Objectives: To assess the feasibility of integrating early psychosocial stimulation into primary care for undernourished children and to determine the effect on children’s development and mothers’ knowledge and practices of childrearing.
Design: Cluster randomised controlled trial.
Setting: 18 clinics in three Jamaican parishes.
Participants: 139 undernourished children aged 9 to 30 months and their mothers enrolled in intervention or control clinics.
Interventions: Weekly home visits by community health aides for one year in addition to usual duties. Parenting issues were discussed with the mothers and play activities were demonstrated with the children using homemade materials.
Main outcome measures: Children’s scores on the Griffiths mental development scales and mothers’ knowledge and practices of childrearing measured by questionnaires.
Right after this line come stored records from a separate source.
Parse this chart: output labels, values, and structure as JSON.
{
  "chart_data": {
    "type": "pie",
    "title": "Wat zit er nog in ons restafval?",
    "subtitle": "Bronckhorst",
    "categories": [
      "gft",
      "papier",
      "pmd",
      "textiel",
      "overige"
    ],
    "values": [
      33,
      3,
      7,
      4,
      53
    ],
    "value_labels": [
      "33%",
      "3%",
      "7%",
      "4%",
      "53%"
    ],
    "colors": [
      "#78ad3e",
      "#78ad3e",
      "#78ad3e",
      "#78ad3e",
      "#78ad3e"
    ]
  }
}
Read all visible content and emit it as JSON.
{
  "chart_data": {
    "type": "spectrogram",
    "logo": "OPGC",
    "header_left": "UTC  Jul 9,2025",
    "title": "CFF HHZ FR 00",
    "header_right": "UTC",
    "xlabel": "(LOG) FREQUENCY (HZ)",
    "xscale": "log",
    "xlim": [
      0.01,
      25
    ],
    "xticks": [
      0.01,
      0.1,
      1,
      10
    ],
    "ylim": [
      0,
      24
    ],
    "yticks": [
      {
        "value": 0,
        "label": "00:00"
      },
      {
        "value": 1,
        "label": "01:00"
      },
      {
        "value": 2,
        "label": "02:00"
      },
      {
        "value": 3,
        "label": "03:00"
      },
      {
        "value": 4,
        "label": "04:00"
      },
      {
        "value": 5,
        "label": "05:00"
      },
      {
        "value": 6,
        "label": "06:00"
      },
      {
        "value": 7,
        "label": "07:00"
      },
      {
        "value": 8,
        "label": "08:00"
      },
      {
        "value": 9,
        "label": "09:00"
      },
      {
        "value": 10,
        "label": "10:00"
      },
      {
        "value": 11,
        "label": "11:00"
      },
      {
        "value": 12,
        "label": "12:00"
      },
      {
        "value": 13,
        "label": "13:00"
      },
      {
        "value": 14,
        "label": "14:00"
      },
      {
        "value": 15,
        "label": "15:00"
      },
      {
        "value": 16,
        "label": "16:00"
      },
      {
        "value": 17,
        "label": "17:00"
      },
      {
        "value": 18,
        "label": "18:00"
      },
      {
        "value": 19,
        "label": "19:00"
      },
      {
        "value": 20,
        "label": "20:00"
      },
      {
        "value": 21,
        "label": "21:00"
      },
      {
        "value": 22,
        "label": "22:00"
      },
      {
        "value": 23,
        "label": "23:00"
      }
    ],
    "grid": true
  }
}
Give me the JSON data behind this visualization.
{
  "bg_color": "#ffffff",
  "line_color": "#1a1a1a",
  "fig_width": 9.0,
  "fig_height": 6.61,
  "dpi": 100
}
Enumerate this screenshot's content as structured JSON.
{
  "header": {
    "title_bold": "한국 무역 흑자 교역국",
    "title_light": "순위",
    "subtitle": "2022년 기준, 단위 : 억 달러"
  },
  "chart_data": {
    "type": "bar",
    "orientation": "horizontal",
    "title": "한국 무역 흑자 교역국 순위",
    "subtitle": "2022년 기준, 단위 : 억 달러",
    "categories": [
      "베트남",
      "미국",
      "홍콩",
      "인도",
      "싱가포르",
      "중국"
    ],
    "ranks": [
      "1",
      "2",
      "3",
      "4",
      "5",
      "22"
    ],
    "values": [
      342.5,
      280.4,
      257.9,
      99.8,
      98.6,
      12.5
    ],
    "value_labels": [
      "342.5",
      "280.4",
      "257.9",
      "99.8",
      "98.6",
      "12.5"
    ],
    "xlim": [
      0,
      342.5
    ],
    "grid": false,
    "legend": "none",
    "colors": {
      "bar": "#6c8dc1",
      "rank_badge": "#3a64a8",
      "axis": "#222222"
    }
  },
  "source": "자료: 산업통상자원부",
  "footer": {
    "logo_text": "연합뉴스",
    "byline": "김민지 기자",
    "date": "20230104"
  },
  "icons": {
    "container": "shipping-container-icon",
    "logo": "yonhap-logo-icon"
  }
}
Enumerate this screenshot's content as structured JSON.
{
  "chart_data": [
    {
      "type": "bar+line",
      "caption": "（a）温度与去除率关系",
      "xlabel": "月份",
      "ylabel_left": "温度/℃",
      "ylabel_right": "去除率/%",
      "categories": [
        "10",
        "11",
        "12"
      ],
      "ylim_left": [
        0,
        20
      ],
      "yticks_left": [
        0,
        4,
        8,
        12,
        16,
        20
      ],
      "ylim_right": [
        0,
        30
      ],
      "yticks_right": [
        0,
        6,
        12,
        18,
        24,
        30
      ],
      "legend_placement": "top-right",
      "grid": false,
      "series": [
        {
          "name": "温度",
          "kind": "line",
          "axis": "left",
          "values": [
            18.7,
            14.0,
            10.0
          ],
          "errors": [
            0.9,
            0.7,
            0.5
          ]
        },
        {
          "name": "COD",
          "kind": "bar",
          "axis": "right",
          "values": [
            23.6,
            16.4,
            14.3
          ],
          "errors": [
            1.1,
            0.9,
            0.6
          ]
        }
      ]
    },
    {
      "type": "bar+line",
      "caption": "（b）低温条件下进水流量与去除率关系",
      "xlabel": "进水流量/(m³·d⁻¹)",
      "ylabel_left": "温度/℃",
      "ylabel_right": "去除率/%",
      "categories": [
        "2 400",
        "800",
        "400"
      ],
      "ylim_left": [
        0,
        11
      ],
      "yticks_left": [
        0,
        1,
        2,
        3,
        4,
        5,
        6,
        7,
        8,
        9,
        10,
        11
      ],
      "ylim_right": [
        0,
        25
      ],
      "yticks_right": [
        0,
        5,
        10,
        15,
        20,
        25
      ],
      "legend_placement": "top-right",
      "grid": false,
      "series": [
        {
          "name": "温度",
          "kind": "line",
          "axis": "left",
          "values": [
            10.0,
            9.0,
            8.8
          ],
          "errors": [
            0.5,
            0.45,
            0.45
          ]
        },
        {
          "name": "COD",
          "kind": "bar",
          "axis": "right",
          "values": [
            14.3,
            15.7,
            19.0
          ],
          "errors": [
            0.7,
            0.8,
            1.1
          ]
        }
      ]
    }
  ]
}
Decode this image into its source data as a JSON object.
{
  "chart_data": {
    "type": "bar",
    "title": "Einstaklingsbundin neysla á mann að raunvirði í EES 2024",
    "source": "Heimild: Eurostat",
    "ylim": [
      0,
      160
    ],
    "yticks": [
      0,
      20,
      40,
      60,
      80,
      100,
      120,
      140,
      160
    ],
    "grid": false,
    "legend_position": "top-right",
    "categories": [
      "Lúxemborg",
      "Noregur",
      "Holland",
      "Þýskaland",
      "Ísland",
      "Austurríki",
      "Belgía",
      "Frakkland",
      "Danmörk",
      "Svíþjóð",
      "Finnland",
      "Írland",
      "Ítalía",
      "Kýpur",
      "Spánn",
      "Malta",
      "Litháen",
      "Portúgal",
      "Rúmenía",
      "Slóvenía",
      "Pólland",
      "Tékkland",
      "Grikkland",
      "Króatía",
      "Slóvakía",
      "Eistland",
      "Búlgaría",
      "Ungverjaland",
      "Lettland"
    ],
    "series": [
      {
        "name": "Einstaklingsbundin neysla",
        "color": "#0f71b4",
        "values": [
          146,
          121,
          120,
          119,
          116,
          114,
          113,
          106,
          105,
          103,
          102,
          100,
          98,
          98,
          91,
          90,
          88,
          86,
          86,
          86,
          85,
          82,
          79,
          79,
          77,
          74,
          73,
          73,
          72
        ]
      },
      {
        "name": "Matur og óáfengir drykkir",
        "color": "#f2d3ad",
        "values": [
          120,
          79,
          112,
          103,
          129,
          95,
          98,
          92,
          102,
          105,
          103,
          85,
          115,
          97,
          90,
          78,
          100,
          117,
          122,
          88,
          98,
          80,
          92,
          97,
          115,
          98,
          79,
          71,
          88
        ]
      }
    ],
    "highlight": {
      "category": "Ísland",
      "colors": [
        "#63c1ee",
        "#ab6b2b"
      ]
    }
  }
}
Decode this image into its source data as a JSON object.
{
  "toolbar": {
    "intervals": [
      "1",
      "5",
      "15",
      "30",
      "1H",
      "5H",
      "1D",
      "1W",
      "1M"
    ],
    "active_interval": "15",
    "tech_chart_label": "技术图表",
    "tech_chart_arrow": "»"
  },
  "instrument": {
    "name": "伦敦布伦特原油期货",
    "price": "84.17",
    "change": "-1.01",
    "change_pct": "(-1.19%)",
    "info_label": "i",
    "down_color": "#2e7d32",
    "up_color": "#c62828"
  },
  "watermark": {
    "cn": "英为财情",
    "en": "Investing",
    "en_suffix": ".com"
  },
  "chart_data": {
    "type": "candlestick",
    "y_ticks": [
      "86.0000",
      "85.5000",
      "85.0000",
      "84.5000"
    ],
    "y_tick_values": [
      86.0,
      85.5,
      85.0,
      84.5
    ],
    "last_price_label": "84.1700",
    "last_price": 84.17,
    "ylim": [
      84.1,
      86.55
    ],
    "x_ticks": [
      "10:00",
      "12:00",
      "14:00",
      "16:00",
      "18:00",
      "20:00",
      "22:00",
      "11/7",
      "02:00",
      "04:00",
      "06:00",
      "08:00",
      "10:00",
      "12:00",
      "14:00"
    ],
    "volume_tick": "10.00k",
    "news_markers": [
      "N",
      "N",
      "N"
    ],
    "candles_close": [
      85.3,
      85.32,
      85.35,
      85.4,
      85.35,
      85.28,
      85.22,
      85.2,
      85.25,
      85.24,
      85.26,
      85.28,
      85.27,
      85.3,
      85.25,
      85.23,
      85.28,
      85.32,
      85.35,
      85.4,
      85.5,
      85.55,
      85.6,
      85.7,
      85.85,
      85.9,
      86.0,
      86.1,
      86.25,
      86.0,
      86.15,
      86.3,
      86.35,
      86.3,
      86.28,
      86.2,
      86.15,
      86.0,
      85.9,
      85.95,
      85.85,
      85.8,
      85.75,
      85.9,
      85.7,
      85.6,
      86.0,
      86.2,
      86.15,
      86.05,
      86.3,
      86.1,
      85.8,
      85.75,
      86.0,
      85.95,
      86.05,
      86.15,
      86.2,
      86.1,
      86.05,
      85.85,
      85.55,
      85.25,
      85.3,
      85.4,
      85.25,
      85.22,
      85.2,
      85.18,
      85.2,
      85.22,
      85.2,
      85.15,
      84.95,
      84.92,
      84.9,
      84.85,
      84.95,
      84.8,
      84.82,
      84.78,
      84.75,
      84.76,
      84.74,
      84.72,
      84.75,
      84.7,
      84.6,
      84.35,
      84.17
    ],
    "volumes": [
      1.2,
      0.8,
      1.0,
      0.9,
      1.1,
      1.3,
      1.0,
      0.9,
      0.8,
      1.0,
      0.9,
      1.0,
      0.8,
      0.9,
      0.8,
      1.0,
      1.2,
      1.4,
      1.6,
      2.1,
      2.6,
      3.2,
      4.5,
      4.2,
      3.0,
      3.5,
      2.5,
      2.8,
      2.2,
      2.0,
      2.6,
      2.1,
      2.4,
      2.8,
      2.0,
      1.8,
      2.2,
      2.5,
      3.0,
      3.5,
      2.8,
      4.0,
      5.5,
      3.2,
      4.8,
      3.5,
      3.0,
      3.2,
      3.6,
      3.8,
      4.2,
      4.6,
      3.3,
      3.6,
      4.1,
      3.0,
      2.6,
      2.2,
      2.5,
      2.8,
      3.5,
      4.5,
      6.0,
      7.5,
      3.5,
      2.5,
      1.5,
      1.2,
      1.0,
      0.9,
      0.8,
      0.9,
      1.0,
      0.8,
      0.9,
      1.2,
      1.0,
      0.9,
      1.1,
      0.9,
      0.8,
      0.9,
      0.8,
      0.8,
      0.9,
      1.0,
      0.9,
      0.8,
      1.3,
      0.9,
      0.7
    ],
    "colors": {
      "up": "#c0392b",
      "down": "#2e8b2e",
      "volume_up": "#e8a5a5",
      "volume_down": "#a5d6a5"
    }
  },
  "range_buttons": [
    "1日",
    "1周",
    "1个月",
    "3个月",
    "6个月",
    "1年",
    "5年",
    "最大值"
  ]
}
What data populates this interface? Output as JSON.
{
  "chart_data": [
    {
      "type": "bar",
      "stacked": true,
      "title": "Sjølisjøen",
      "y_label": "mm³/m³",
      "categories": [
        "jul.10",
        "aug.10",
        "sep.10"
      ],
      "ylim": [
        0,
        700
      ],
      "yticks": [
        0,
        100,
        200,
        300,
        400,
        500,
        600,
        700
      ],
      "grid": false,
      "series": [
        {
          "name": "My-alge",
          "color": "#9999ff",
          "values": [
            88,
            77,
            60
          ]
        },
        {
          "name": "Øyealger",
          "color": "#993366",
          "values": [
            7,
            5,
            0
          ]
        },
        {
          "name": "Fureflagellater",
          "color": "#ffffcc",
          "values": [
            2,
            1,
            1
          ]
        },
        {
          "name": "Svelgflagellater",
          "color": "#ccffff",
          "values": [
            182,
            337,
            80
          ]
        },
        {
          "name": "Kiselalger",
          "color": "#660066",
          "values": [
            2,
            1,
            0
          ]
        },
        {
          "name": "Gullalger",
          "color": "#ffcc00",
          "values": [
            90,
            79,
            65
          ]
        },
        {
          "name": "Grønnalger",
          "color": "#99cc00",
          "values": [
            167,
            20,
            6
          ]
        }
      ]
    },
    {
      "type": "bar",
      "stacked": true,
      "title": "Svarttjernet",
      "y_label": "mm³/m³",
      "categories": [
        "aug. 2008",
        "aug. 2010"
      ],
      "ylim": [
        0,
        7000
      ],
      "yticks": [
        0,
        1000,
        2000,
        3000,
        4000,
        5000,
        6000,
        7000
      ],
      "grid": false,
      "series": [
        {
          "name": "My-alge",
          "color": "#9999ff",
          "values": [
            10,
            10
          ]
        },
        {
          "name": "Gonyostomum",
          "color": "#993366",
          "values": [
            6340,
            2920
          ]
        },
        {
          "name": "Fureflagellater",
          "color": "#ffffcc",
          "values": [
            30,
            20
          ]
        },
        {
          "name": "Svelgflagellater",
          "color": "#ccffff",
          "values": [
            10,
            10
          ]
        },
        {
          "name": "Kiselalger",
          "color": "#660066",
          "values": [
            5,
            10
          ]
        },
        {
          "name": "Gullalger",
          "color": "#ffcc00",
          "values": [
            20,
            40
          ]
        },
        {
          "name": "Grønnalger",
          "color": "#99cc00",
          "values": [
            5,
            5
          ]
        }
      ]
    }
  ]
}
Results: Children from the intervention group showed significant improvements in development: developmental quotient, 7.8 points (95% confidence interval 4.5 to 11.1); hearing and speech, 10.7 (5.9 to 15.4 points); hand and eye coordination, 6.8 (3.4 to 10.1 points); and performance subscale, 11.0 (5.6 to 16.4 points). No improvements were shown on the locomotor subscale. The mothers from the intervention group showed improved knowledge and practices of childrearing. Change in children’s body mass index and height independently affected change in development.
Conclusion: Integrating parenting skills and early psychosocial stimulation for undernourished children into primary care was feasible and effective in improving the children’s development and mothers’ knowledge and practices of childrearing.